The area was extensively logged in the late 19th to the mid-20th century. Although logging still continues on a smaller scale, the reserve was created in 1971 to provide outdoor recreation opportunities while favouring wildlife conservation. In harmony with its mandate to ensure the sustainability of resources and to foster the rational use of its territory, the reserve pursues wildlife and fish development activities by setting up spawning grounds, tree groves, interpretation trails, and nesting boxes.
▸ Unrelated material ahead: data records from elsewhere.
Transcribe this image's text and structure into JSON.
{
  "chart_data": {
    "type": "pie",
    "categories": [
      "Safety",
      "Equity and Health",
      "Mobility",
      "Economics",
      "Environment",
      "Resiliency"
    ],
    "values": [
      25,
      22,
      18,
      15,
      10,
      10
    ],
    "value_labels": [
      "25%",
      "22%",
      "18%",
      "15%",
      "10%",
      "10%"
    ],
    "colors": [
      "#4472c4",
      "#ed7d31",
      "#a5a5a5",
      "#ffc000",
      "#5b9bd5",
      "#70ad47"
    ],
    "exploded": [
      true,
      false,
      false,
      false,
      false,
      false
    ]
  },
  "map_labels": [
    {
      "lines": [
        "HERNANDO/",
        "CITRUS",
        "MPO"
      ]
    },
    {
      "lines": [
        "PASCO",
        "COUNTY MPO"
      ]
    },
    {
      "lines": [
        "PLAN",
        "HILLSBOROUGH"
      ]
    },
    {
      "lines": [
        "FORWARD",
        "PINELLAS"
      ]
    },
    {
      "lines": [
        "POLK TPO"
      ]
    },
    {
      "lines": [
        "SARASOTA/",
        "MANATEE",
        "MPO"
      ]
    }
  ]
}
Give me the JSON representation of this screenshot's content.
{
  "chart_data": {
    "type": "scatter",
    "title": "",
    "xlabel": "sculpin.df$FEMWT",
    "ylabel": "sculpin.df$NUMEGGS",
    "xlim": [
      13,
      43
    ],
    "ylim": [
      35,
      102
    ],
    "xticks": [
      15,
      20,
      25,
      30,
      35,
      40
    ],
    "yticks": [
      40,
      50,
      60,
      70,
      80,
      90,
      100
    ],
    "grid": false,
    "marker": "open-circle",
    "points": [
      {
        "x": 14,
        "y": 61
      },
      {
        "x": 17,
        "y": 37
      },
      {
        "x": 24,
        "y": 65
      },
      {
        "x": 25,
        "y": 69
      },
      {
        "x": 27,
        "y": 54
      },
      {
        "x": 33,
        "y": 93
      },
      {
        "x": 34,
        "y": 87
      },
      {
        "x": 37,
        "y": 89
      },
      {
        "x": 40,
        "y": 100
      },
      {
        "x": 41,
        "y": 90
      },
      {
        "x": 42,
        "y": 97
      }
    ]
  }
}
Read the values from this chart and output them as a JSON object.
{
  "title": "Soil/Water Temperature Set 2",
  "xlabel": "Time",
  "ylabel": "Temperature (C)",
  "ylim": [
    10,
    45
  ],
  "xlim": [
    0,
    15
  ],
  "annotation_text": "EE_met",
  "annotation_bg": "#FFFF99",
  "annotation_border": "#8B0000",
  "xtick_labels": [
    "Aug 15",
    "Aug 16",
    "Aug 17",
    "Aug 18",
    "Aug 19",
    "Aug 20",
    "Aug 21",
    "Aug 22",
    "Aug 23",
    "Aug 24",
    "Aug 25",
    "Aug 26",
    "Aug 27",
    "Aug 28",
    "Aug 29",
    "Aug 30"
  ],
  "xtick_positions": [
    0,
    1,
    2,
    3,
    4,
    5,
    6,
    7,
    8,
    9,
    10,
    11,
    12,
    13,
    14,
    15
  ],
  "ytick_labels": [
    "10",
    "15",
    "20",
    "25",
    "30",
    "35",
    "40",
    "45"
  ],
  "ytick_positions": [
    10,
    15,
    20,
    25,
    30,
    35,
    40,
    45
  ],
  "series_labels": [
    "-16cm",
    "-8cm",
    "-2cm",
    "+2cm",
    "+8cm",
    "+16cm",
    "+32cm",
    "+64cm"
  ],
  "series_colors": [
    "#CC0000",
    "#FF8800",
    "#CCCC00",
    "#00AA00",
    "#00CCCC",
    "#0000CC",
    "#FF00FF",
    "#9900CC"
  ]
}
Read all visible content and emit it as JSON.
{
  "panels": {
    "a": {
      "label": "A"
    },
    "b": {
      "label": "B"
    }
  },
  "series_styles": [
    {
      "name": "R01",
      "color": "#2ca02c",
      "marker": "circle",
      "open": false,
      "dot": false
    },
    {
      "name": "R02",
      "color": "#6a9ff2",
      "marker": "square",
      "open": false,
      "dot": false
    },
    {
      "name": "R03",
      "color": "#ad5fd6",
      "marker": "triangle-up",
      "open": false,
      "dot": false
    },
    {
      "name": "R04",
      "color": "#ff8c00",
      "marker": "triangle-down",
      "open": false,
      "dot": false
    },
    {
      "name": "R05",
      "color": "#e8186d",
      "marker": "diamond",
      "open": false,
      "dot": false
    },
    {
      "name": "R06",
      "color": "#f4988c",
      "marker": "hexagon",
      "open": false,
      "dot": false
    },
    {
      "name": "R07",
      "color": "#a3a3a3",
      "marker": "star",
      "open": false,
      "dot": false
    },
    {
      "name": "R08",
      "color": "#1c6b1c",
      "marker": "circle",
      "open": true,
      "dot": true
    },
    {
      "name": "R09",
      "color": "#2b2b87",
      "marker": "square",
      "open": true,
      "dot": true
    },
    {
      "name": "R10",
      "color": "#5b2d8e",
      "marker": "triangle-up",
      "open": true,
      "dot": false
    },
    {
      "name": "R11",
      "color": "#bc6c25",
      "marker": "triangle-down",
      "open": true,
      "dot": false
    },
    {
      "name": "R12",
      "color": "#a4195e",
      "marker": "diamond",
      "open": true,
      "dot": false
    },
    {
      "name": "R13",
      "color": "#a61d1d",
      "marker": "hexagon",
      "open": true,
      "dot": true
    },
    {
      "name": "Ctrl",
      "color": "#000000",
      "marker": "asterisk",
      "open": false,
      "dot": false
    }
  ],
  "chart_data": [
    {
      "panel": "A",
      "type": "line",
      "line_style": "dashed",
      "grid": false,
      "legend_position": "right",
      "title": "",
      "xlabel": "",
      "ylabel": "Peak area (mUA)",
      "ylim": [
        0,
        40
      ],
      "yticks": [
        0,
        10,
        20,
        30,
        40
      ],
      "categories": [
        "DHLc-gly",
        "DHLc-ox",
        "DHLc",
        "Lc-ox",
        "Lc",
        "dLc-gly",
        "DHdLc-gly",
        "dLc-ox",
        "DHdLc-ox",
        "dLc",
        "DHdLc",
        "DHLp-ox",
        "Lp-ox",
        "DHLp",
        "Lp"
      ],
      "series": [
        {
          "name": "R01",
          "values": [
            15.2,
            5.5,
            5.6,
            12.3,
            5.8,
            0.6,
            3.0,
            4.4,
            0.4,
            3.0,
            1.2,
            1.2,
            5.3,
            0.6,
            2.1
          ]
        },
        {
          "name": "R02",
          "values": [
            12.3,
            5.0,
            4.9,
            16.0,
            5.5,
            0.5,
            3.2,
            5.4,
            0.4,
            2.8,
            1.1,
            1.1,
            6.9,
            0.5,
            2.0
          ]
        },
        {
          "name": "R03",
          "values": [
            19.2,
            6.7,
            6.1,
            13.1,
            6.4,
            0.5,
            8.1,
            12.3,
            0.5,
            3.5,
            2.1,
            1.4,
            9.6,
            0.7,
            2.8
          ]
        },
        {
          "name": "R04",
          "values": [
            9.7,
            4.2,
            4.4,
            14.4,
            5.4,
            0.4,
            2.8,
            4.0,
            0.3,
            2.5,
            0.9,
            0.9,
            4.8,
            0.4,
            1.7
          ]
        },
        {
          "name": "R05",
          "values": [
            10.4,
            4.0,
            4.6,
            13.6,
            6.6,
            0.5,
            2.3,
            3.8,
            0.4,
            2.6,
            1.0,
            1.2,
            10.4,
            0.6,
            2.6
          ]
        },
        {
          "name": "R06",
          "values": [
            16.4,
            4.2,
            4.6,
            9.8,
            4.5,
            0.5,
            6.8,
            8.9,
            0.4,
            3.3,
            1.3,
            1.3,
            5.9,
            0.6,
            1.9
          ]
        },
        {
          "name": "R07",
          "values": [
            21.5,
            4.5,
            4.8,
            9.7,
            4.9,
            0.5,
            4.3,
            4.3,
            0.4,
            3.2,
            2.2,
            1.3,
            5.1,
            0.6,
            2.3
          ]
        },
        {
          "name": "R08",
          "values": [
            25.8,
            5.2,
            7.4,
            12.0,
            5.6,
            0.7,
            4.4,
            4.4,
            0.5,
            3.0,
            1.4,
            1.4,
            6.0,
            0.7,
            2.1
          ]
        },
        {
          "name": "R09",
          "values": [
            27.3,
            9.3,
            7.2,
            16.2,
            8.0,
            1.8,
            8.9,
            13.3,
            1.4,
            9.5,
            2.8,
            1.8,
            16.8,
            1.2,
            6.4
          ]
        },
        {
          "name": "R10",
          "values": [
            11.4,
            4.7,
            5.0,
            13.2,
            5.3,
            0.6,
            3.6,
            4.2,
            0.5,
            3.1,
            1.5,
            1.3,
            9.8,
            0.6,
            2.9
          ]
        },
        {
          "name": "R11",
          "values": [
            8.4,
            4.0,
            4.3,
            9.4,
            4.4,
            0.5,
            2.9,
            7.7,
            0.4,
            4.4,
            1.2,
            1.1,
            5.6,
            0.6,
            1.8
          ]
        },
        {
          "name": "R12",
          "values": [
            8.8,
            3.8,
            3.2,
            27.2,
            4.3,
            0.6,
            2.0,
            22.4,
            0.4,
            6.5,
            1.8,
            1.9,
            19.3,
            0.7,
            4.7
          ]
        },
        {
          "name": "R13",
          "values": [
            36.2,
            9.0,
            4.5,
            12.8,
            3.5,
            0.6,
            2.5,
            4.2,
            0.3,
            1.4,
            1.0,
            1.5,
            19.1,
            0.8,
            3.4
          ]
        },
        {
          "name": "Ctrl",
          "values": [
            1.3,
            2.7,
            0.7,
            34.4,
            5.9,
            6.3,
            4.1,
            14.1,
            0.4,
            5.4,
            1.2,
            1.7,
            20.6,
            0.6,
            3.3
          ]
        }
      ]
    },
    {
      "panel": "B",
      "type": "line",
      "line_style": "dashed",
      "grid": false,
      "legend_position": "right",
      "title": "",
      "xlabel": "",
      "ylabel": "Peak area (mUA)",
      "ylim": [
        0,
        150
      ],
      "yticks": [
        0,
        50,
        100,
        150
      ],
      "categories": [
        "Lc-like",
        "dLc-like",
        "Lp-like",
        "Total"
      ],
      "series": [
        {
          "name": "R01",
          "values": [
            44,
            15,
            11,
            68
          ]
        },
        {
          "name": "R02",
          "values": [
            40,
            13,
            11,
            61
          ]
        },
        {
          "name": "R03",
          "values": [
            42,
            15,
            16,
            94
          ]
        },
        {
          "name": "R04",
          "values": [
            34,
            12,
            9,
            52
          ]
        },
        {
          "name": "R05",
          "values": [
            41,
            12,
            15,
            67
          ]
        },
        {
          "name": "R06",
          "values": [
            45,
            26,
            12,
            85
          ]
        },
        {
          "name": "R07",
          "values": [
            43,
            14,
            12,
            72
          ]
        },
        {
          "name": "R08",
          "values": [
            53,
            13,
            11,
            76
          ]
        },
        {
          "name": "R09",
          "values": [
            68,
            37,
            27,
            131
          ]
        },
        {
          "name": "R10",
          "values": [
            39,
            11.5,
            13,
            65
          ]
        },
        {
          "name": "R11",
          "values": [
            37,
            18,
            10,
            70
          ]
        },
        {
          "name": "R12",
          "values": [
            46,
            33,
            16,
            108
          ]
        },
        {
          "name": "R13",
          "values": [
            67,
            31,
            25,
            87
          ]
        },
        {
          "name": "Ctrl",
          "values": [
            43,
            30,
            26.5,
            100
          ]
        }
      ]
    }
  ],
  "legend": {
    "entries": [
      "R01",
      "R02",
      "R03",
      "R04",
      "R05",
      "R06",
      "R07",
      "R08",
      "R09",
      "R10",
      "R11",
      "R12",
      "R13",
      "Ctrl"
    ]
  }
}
It is named after two historical figures of Quebec: Louis-Joseph Papineau (1786–1871), famous orator and leader of the Patriots of 1837, and Antoine Labelle (1833–1891), pastor of St. Jerome and ardent proponent of the colonization of the Upper Laurentians.

The Montreal Gazette of November 18, 2008, called the Papineau-Labelle Reserve "magnificent" and included it in the 10 hot spots of Quebec's wilderness that "you should experience before you die".

==Geography==
This large reserve, spanning across 9 municipalities and 1 territory, contains 763 lakes and 42 streams, and has mountain peaks up to 500 m. It is the source of 2 river basins, namely the Petite-Nation River, which flows from north to south into the Ottawa River, and the Sourd River, which is a tributary of the Du Lièvre River to the west.

Among the larger, more notable lakes are:
- Echo Lake
- Ernest Lake
- Joinville Lake
- Lock Lake (Lac de l'Écluse)
- Lake of Mallows (Lac des Mauves)
- Marie-Lefranc Lake
- Montjoie Lake
- Paul Lake
- Preston Lake
- Saint-Denis Lake
- Lake of Seven Brothers (Lac des Sept Frères)
- Sourd Lake

==Flora and fauna==
The reserve lies within the eastern forest-boreal transition ecoregion. The landscape is characterized by mixed forest, dominated by sugar maple and yellow birch. Besides several softwood species (such as fir, spruce, pine, cedar and hemlock), other hardwood species present include: red oak, beech, linden, elm, and ash.

Many species of mammals and birds are found within the reserve, including: white-tailed deer, moose, black bear, wolf, beaver, fox, snowshoe hare, ruffed grouse and spruce grouse.

Fish species found within its lakes include: brook trout, lake trout (salmon trout), splake, smallmouth bass, walleye, and northern pike.

==Activities==
The reserve has activities for year-round use, including fishing, hunting, canoe camping, hiking, wild berry picking, wildlife and bird viewing, cross-country skiing, dogsledding, and snowmobiling. Permits and payment of fees are required for any of these activities.

Visitors can be accommodated in cabins, rustic shelters, huts, and campsites (semi-serviced and backcountry).